All the salad greens served in the Stone Barn—and on SJC’s campus—are grown in the campus’ Freight Farm, a 320-square-foot hydroponic growing system donated to SJC by the Hannaford Charitable Foundation in 2017. Devised and assembled by Freight Farms, an agricultural technologies company in Boston, SJC’s vertical growing system produces two varieties of lettuce as well as arugula, kale, and edible flowers. The year-long, entirely student-run venture operates on an eight-week growth cycle and produces roughly 40 pounds of greens per week—enough to supply Pearson’s Café, the College’s dining hall and its less formal eatery Baggot Street.

Harvesting greens inside a Freight Farm container.

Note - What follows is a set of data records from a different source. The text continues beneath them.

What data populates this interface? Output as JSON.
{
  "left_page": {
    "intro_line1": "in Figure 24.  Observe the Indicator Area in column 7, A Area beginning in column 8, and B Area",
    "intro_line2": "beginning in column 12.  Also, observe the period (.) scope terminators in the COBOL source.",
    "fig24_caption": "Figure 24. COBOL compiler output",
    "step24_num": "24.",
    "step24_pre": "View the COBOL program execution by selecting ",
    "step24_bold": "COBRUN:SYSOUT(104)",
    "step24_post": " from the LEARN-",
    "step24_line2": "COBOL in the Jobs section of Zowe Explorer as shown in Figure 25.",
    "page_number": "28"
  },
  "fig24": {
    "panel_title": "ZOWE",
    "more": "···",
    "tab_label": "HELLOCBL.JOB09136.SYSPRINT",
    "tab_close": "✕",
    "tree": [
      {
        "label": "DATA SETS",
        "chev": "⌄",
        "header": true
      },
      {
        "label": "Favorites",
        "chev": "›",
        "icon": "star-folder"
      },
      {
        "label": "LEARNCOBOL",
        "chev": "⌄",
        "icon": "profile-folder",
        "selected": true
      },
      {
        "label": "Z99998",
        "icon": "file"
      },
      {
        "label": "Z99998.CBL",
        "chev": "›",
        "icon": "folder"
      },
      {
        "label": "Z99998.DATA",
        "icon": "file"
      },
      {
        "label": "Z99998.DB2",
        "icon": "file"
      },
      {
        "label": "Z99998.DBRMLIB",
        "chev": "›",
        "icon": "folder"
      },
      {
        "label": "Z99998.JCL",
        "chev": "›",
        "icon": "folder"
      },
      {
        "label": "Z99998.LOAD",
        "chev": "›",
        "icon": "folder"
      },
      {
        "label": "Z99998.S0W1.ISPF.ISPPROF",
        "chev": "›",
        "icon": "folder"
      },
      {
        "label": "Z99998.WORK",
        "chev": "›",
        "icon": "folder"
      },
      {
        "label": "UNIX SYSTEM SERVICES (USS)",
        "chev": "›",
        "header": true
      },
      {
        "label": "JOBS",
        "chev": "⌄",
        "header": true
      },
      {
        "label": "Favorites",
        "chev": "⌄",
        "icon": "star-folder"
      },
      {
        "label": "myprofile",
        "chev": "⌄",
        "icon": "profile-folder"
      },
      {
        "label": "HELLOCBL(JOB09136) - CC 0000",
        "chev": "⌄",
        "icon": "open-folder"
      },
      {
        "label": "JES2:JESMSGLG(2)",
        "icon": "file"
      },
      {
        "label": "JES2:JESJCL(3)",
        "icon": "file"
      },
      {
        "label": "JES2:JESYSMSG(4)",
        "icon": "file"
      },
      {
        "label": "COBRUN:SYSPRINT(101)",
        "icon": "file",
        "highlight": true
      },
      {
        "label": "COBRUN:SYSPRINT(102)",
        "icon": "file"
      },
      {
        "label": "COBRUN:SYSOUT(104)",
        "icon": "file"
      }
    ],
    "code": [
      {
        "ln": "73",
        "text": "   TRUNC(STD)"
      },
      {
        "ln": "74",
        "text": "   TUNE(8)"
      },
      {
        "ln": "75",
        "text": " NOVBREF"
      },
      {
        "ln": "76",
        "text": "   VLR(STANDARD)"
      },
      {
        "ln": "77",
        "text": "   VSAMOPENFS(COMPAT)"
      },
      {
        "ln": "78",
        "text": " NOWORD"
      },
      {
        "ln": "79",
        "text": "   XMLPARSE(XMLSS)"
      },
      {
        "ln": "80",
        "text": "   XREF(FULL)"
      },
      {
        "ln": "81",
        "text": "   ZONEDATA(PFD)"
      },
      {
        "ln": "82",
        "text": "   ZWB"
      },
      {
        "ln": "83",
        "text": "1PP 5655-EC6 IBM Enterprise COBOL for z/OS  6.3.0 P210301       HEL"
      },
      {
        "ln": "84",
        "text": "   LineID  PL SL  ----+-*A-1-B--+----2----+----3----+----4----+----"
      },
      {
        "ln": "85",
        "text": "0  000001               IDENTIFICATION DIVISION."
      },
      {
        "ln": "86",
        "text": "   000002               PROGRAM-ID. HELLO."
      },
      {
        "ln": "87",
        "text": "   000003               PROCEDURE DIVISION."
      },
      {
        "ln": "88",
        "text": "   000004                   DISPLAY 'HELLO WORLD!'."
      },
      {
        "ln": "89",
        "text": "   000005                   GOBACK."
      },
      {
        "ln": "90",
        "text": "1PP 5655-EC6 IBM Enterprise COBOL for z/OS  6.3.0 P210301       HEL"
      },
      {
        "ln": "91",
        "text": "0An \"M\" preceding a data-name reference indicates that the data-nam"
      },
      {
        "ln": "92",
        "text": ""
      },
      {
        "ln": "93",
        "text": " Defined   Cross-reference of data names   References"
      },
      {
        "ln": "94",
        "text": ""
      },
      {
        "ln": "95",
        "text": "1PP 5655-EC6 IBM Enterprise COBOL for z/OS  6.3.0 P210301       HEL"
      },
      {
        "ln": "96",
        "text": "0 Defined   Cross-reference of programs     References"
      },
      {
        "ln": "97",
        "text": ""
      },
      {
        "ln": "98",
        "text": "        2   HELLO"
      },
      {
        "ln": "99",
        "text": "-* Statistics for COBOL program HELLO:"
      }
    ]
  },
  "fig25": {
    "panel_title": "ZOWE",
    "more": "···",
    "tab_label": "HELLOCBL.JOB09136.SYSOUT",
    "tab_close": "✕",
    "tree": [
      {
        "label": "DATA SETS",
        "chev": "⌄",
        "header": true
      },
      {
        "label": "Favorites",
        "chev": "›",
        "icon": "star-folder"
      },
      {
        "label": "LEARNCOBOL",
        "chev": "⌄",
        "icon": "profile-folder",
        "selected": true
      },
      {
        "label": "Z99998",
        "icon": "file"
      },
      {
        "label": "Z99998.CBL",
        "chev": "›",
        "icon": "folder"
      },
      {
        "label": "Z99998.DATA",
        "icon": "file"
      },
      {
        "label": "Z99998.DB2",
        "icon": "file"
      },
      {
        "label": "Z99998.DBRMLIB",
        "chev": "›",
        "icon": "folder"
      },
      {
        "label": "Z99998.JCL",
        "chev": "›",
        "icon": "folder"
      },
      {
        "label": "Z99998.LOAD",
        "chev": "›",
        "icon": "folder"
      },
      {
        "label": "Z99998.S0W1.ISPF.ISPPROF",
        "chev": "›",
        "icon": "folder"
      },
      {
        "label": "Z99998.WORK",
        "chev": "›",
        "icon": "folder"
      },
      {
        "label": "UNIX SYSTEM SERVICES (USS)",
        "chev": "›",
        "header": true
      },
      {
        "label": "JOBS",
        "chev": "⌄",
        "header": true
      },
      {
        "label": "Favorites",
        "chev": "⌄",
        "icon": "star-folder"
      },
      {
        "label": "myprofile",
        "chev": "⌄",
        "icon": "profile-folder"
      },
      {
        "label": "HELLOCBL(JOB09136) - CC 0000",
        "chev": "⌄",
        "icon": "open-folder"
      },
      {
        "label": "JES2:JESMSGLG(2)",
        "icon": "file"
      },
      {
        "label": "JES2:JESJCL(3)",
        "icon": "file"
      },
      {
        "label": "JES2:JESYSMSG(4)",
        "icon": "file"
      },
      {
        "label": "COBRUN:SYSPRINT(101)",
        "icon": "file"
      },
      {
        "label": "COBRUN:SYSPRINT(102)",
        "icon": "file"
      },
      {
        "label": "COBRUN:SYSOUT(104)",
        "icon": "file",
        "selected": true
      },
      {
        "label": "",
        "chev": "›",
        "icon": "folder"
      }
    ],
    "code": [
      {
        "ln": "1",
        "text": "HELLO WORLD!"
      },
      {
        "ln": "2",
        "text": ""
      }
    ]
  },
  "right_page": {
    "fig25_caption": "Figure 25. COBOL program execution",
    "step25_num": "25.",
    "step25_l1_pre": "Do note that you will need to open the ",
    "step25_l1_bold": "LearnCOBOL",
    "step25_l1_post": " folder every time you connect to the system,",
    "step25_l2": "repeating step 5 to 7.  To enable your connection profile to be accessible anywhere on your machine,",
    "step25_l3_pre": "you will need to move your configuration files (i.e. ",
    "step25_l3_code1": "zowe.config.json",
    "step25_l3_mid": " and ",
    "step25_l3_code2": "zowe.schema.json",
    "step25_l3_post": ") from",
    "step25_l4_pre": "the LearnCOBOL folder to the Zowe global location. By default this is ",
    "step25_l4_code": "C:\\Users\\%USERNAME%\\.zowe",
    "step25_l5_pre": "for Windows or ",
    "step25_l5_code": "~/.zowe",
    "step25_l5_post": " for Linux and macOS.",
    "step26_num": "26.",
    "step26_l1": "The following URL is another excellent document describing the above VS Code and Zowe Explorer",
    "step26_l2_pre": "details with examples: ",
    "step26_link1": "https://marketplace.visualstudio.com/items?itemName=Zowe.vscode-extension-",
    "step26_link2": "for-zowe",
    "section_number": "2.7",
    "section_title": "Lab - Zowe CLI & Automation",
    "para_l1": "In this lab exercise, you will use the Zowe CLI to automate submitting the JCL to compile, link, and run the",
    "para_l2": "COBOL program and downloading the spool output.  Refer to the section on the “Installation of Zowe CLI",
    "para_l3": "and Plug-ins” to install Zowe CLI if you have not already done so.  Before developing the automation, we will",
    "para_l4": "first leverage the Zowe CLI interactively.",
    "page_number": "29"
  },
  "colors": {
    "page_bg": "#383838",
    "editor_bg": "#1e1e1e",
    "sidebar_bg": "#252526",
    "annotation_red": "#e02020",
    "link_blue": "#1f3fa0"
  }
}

Sustainability: From Classroom to Community

ILFSI’s purview extends well beyond promoting sustainable event programming, traditional local farming, and on-campus hydroponic growing. With the College’s drive to bring experiential learning to the classroom, food systems has become one component in the creation of the up-and-coming leadership for sustainable communities major. Developed by Community-Based Learning Director Kimberly Post, the new interdisciplinary major comprises four tracks—healthcare, justice, economic, and environment—from which students can choose one or two. Post—also an interdisciplinary studies faculty member and Engagement Coordinator of the Center for Sustainable Communities—noted that students wanting to work for ILFSI might choose the justice and environment tracks. Doing so would allow them to explore leadership opportunities in sustainable agriculture as well as food justice. Students wishing to land careers in agritourism might select the environment and economic tracks. 

“The goal is to have this robust basket of courses that can work for many of those tracks, because they are interdisciplinary and multidisciplinary so students can kind of pick and choose and, and really guide their own directions,” Post explains. 

Post’s vision includes cultivating opportunities for engagement both on- and off-campus: “We also are trying to build a model of collaboration among our faculties, so that’s where the interdisciplinary and multidisciplinary come in as well. It’s not just taking courses from different disciplines, but actually having faculty of different disciplines come in and create courses together and co-teach those courses.” Each course students take will carry a community component, allowing them to apply what they learn in the classroom and really make a difference in Standish and its surrounding areas. In this sense, Post aspires to train “transformational leaders” for the 21st century. Firmly grounded in the humanities—which Post notes are celebrated at SJC—the Leadership for Sustainable Communities program will form leaders who have cultivated the critical-thinking capacities required in effective leadership. 

Atlas’ work with ILFSI and Post’s with the Center for Sustainable Communities is encouraged by SJC’s small size, which gives it the “nimbleness”—a quality repeatedly evoked by Atlas—to facilitate intra-institutional collaboration, the fruits of which can then be shared with the Cumberland County community. As a holistic-thinking community engagement professional, Post says that over time, she’s been figuring out how she can “gather and gather and gather and bring everybody into one wheel so that we can all work together.”